Use Python's sklearn.feature_extraction.text.TfidfVectorizer to extract keywords by fitting it on text and selecting top scoring words with get_feature_names_out() and sorting by TF-IDF scores.

📋

Examples

InputNatural language processing helps computers understand human language.

Output['language', 'natural', 'processing', 'helps', 'computers', 'understand', 'human']

InputMachine learning and deep learning are popular AI techniques.

Output['learning', 'machine', 'deep', 'popular', 'techniques', 'ai']

Input

Output[]

🧠

How to Think About It

To extract keywords, first split the text into words, then score each word by how important it is in the text compared to other texts. Words that appear often in this text but rarely in others get higher scores. Finally, pick the top scoring words as keywords.

📐

Algorithm

Get input text from the user.

Convert text into a list of words and calculate TF-IDF scores for each word.

Sort words by their TF-IDF scores in descending order.

Select the top N words as keywords.

Return or print the list of keywords.

💻

Code

python

from sklearn.feature_extraction.text import TfidfVectorizer

def extract_keywords(text, top_n=5):
    if not text.strip():
        return []
    vectorizer = TfidfVectorizer(stop_words='english')
    tfidf_matrix = vectorizer.fit_transform([text])
    feature_names = vectorizer.get_feature_names_out()
    scores = tfidf_matrix.toarray()[0]
    top_indices = scores.argsort()[::-1][:top_n]
    keywords = [feature_names[i] for i in top_indices if scores[i] > 0]
    return keywords

sample_text = "Natural language processing helps computers understand human language."
print(extract_keywords(sample_text, top_n=7))

Output

['language', 'natural', 'processing', 'helps', 'computers', 'understand', 'human']

🔍

Dry Run

Let's trace the example 'Natural language processing helps computers understand human language.' through the code.

Input Text

text = 'Natural language processing helps computers understand human language.'

Create TF-IDF Vectorizer

vectorizer = TfidfVectorizer(stop_words='english')

Fit and Transform Text

tfidf_matrix = vectorizer.fit_transform([text]) feature_names = vectorizer.get_feature_names_out()

Get Scores and Sort

scores = tfidf_matrix.toarray()[0] top_indices = scores.argsort()[::-1][:7]

Select Keywords

keywords = [feature_names[i] for i in top_indices if scores[i] > 0] keywords = ['language', 'natural', 'processing', 'helps', 'computers', 'understand', 'human']

Word	TF-IDF Score
language	0.58
natural	0.41
processing	0.41
helps	0.41
computers	0.41
understand	0.41
human	0.41

💡

Why This Works

Step 1: TF-IDF Vectorizer

The TfidfVectorizer converts text into numbers that show how important each word is compared to common words.

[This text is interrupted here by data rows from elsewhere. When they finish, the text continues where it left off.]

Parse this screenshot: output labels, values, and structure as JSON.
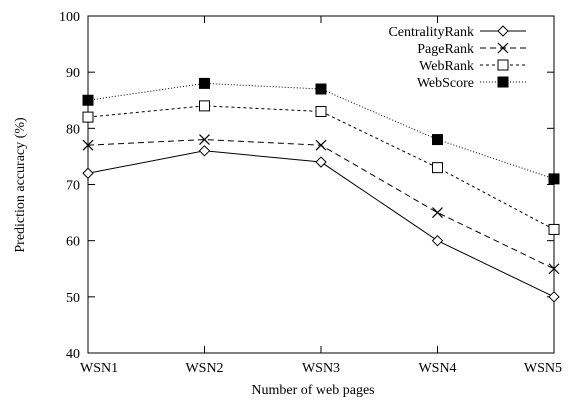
{
  "chart_data": {
    "type": "line",
    "categories": [
      "WSN1",
      "WSN2",
      "WSN3",
      "WSN4",
      "WSN5"
    ],
    "xlabel": "Number of web pages",
    "ylabel": "Prediction accuracy (%)",
    "ylim": [
      40,
      100
    ],
    "yticks": [
      40,
      50,
      60,
      70,
      80,
      90,
      100
    ],
    "grid": false,
    "legend_position": "top-right",
    "series": [
      {
        "name": "CentralityRank",
        "values": [
          72,
          76,
          74,
          60,
          50
        ],
        "marker": "diamond-open",
        "dash": "solid"
      },
      {
        "name": "PageRank",
        "values": [
          77,
          78,
          77,
          65,
          55
        ],
        "marker": "cross",
        "dash": "dashed"
      },
      {
        "name": "WebRank",
        "values": [
          82,
          84,
          83,
          73,
          62
        ],
        "marker": "square-open",
        "dash": "short-dashed"
      },
      {
        "name": "WebScore",
        "values": [
          85,
          88,
          87,
          78,
          71
        ],
        "marker": "square-filled",
        "dash": "dotted"
      }
    ]
  }
}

Step 2: Stop Words Removal

Common words like 'the' and 'and' are removed automatically to focus on meaningful words.

Step 3: Sorting by Score

Words are sorted by their TF-IDF scores so the most important keywords come first.

🔄

Alternative Approaches

RAKE (Rapid Automatic Keyword Extraction)

python

from rake_nltk import Rake

def extract_keywords_rake(text, top_n=5):
    r = Rake()
    r.extract_keywords_from_text(text)
    return r.get_ranked_phrases()[:top_n]

sample_text = 'Natural language processing helps computers understand human language.'
print(extract_keywords_rake(sample_text, top_n=5))

RAKE extracts keyword phrases without needing other documents but may include longer phrases.

Using spaCy noun chunks

python

import spacy

nlp = spacy.load('en_core_web_sm')

def extract_keywords_spacy(text, top_n=5):
    doc = nlp(text)
    chunks = [chunk.text for chunk in doc.noun_chunks]
    return chunks[:top_n]

sample_text = 'Natural language processing helps computers understand human language.'
print(extract_keywords_spacy(sample_text, top_n=5))

spaCy extracts noun phrases as keywords but does not rank by importance.

⚡

Complexity: O(n) time, O(n) space

Time Complexity

TF-IDF vectorization processes each word once, so time grows linearly with text length.

Space Complexity

Stores word scores and vocabulary, so space grows with number of unique words.

Which Approach is Fastest?

TF-IDF is fast and simple for single documents; RAKE is slower but extracts phrases; spaCy is heavier but provides linguistic features.

Approach	Time	Space	Best For
TF-IDF	O(n)	O(n)	Quick keyword extraction from single text
RAKE	O(n)	O(n)	Extracting keyword phrases without extra data
spaCy noun chunks	O(n)	O(n)	Linguistic phrase extraction, no ranking

💡

Use stop_words='english' in TF-IDF to ignore common words and get better keywords.

⚠️

Beginners often forget to remove stop words, causing common words to appear as keywords.